Friday, September 24, 2010

2010 Challenge: Kissing Cousins

We are well approaching the end of this year's Challenge. You are likely bored to tears with what appears to be nothing more than an exercise in how to take Asian flavors and apply them to American food. Unlike the Saints Super Bowl celebration, soon this will all be over.

But hey look for today's installment we are comparing a often beloved and poorly done Mexican dish with a beloved and often poorly done Italian dish. Whoopeeee! Or is it Andeleeee! Or should I just bid myself Ciao?

Lunch at the always good Taqueria D.F. A torta with beef cheeks, three tacos (they were out of tripe), and a big Mexican Coke. Our interest in Latin American food now piqued, Lindsay and I hustle over to a book store and sit down with about 15 cookbooks. We left with Seven Fires by Francis Mallman and Mexico: One Plate at a Time by Rick Bayless.

The next day we made the enchiladas from Rick's book. Fairly straightforward recipe. You begin by roasting some chiles in a pan, until they blister, well like a blister. Then you puree them with a can of whole tomatoes. You add this to some sauteed onions, add chicken stock, and let it reduce. Stir in some crema and you are done. Then you take some cooked and shredded chicken, roll it in softened corn tortillas into cigars, arrange in a baking dish, top with the sauce and cheese and bake. Delicious. Especially with a little grilled corn salad studded with jalapenos and tomatoes, spiked with lime juice, and cilantro.

What does this sound like? To me, it sounds like a kissing cousin of lasagna. The following weekend, I made lasagna. From scratch. And the results were just as good.


You can use lasagna sheets or make your ow using Batali's pasta dough recipe.

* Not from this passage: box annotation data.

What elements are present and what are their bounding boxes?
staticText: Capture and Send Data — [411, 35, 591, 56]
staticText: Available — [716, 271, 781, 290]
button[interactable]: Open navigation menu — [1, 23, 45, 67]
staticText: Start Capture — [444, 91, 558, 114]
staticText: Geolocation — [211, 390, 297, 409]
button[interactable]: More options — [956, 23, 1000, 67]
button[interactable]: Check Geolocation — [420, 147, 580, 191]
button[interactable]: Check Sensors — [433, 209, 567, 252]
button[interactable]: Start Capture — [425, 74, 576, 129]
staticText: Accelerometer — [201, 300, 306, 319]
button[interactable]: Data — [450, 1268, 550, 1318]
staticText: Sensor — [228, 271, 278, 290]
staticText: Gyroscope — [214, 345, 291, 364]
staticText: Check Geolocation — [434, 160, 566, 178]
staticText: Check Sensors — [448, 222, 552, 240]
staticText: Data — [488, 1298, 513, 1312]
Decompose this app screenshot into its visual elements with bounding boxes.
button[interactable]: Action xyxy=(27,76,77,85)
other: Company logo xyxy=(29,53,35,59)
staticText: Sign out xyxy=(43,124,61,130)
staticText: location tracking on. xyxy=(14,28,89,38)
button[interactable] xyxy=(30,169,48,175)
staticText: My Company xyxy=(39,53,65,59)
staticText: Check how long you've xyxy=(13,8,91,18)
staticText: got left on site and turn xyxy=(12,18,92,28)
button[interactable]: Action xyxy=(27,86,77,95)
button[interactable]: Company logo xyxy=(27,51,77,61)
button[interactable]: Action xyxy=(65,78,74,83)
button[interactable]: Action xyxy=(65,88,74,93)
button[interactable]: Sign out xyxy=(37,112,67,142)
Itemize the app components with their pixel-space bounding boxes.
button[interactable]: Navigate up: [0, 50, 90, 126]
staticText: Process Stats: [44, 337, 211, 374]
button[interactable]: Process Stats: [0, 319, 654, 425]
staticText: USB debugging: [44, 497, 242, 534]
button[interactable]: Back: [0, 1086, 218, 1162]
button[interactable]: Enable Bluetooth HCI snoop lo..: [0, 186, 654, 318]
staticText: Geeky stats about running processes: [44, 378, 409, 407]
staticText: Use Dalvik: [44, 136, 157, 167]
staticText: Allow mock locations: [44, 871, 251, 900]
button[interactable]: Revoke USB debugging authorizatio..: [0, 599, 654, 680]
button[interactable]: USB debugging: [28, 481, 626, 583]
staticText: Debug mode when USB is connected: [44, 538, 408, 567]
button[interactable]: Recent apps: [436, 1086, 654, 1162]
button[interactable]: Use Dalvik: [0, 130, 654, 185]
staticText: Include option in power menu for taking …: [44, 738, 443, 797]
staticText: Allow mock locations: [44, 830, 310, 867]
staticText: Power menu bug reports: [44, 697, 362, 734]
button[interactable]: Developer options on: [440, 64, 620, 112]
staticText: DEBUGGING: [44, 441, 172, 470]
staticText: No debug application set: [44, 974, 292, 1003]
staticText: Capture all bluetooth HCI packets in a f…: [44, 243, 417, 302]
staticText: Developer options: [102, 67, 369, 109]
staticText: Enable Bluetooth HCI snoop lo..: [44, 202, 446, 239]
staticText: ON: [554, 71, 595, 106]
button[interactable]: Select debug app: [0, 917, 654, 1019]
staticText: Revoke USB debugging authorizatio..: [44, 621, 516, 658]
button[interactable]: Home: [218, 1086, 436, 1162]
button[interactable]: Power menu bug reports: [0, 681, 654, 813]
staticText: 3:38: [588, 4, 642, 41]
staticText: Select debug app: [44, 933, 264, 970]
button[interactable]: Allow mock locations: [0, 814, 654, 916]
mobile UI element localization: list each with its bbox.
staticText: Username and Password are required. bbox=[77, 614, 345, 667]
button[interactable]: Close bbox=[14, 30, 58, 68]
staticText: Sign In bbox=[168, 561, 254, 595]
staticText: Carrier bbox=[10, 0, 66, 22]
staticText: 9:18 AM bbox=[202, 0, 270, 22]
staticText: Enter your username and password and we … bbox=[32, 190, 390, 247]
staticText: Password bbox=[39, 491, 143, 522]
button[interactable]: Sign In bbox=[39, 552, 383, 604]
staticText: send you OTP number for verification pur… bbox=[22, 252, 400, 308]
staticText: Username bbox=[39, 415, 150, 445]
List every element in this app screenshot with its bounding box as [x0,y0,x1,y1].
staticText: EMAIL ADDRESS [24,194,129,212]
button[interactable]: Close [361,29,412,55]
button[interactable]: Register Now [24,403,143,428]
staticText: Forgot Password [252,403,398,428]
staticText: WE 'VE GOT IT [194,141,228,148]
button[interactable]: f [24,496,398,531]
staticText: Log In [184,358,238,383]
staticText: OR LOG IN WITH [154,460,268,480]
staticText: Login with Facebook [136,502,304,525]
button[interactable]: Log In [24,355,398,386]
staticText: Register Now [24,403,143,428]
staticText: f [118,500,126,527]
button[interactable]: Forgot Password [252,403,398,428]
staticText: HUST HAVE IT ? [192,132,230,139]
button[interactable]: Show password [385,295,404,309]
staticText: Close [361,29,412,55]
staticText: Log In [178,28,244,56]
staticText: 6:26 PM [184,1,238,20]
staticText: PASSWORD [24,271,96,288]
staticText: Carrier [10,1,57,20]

For the filling I went new old School. I had a pork steak (a cross cut of what would be the ham) and cubed it. Then I sauteed this in oil until crusty, removed it, and added in an onion and some garlic. Then to this I added 2 tablespoons of tomato paste and a whole bottle of zesty red wine (a Spanish blend was what I used, but a Chianti would be nice). Add the pork back in and let it all simmer until the pork is tender. Let it cool to room temperature.

Now this is where it gets slightly tricky. Bring a large pot of salted water to boil. Grease a baking dish. Add the pasta sheets one or two at a time to the water and cook for about 30 seconds. You really just want to slightly soften the pasta. Remove from water with a pair of tongs, drain and layer on bottom of pan. You need enough to cover the bottom of your dish. Then add a layer of the ragu and a sprinkling of good melting cheese (here scamorza). Repeat. Repeat again. You can top the dish with either any leftover sauce you may have or you can fat kid up with a mornay sauce. Then cover, bake at 350 for about 45 minutes. Remove cover and bake for another 20 minutes. Let rest for another 20 and serve.

So are enchiladas and lasagna related? You be the family court judge.


Alex del Castillo said...

Bayless is the best.

Celeste said...

Seven Fires is fun, makes you want to fly off to South America. If you're chasing Mexico on the plate, check out Diana Kennedy's new "Oaxaca al Gusto"....ten years in the making, just out from U Texas Press.